Courageous, dignified, spirited, very sweet, loyal, affectionate and sensitive, with a low dominance level, the Afghan can be somewhat aloof, but socialize well. They must be trained kindly yet in a calm and firm manner. The Afghan has been described as "a king of dogs"—noble, majestic and elegant. They tend to be suspicious of those they do not know, but not hostile. Although tough, they will pine if they are deprived of proper gentle leadership. They will do best with older, considerate children who understand how to be a gentle pack leader. Amenable to training and discipline, they can be disobedient if an owner does not give the dog clear guidelines and consistency with what is expected of their dog. This breed can be difficult to housebreak. It can also be timid and high-strung if it does not receive enough mental and physical exercise.
Height: Males 27 - 29 inches (68.58 - 73.66 cm); slightly less for females.
Weight: 50 – 64 pounds (22 – 34 kg)
The Afghan Hound is not recommended for apartment life. They are relatively inactive indoors and do best with acreage. This breed can live in or outdoors, although it would be happier sleeping indoors.

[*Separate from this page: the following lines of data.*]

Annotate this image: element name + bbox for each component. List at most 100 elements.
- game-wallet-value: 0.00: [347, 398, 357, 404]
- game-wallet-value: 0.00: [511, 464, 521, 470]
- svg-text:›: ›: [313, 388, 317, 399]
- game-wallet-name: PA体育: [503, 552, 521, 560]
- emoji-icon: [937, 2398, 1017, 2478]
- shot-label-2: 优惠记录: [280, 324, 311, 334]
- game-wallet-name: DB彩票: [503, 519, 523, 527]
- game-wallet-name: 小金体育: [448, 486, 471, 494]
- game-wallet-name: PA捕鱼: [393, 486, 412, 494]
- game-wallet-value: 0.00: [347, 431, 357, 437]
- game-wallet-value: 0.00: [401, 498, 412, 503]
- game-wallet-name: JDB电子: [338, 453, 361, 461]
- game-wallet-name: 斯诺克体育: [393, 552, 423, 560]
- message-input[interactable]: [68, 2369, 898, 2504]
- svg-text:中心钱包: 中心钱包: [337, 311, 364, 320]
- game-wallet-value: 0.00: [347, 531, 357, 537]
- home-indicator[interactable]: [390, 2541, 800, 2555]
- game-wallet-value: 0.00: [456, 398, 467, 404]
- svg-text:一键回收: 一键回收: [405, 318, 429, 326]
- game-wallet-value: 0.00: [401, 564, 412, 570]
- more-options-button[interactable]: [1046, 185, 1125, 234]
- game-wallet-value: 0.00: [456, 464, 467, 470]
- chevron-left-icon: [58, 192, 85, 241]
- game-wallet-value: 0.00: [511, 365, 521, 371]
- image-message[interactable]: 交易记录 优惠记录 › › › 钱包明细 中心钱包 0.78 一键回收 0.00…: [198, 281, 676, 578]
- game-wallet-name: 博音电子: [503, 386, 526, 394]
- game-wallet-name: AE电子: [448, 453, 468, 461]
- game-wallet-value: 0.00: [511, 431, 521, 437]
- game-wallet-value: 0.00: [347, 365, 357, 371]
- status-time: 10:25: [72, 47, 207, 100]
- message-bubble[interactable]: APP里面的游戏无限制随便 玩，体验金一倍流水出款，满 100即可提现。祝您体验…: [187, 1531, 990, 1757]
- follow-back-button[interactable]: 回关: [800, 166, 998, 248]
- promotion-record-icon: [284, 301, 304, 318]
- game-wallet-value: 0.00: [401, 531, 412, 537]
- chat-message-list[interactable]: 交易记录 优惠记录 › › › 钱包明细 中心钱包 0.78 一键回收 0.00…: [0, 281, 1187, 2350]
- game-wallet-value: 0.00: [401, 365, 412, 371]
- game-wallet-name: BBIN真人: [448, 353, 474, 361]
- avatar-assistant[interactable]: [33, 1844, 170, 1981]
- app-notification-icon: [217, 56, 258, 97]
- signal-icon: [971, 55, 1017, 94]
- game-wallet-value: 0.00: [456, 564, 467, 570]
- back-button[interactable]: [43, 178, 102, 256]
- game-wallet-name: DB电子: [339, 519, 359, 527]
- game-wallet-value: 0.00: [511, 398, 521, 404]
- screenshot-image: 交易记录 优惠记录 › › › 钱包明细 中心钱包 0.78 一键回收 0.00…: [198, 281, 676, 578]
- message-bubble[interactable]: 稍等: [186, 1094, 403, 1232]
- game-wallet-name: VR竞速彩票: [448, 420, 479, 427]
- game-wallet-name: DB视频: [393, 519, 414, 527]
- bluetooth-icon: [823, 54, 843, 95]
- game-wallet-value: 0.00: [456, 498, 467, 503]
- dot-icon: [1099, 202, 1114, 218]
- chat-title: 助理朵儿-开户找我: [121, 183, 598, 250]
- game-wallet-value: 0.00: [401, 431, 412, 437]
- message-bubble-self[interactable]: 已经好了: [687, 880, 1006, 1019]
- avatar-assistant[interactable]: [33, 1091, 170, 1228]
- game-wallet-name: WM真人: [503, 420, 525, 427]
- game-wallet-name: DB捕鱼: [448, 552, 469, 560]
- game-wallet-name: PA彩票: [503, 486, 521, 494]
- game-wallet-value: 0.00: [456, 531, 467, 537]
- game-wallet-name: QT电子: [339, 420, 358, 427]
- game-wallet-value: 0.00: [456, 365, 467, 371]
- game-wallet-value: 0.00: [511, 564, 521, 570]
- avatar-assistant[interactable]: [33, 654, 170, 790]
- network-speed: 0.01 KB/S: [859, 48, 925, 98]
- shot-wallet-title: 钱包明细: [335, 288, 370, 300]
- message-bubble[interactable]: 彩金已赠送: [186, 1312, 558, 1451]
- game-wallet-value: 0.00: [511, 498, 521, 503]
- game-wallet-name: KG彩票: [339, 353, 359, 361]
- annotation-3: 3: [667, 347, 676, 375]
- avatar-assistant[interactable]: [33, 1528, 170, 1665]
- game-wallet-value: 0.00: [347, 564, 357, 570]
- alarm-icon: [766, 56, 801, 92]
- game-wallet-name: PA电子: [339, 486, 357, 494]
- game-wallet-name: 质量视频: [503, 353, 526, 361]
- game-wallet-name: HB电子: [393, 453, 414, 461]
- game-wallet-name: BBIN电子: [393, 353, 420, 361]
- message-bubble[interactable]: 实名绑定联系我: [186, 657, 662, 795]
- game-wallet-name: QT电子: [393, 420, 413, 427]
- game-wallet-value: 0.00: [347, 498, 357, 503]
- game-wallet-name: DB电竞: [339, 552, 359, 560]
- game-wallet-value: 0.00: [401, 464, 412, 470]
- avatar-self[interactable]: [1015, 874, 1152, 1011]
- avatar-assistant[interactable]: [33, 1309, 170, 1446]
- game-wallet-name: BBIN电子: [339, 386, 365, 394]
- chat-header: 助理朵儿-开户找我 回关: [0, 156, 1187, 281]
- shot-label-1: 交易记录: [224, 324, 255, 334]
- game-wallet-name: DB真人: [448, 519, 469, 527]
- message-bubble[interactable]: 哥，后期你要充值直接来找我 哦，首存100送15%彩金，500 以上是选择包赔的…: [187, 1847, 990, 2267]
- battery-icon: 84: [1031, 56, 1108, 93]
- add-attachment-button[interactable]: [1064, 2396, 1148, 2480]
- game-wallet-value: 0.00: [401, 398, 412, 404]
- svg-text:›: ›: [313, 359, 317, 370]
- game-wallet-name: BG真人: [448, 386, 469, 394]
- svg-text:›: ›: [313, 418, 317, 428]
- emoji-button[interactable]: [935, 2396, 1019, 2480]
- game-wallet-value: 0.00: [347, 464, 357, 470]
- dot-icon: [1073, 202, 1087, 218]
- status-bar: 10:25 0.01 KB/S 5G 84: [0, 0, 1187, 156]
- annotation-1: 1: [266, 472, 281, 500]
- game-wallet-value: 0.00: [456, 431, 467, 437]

The Afghan Hound needs to be taken on a long daily walk or jog. While out on the walk the dog must be made to heel beside or behind the person holding the lead, as in a dog's mind the leader leads the way, and that leader needs to be the human. Dogs that do not get to go on daily walks are more likely to display behavior problems. Teach them to enter and exit door and gateways after the humans. They will also enjoy running free in an open, fenced, safe area.
About 12 to 14 years
1 - 15 puppies, average 8
The long, thick coat demands a great deal of attention. Bathe the dog when necessary. Do not brush in between baths in order to keep coat long and shiny. Brushing a dry coat will damage the coat and even make it more easily matted. Weekly baths are not as important if your Afghan is a pet and will not be shown, but doing so will make the coat less matted and will save you time in the end. Many wear snoods indoors to protect their ears from food bowls. Some owners like to use a special air-cushioned brush called a pinbrush. This breed is an average shedder.
This is a very elegant, ancient dog, native to Sinai, and mentioned several times in Egyptian papyruses as well as pictured in the caves of northern Afghanistan more than 4000 years ago. The breed was kept pure for centuries, and its exportation was always prohibited. It therefore only reached Europe as contraband early in the 1900s. An extremely fast and agile runner, the Afghan is a sighthound, which means it hunts by sight. It was used as a shepherd and as a hunter of many types of game including deer, wild goats, snow leopards and wolves. They were also used by shepherds as herders and watchdogs. Their thick coat protects against temperature extremes. In Europe and America they have become a luxurious pet and show dog because of their aristocratic beauty. Some of the Afghan's talents are hunting, sighting, tracking, herding, watchdog, racing and lure coursing.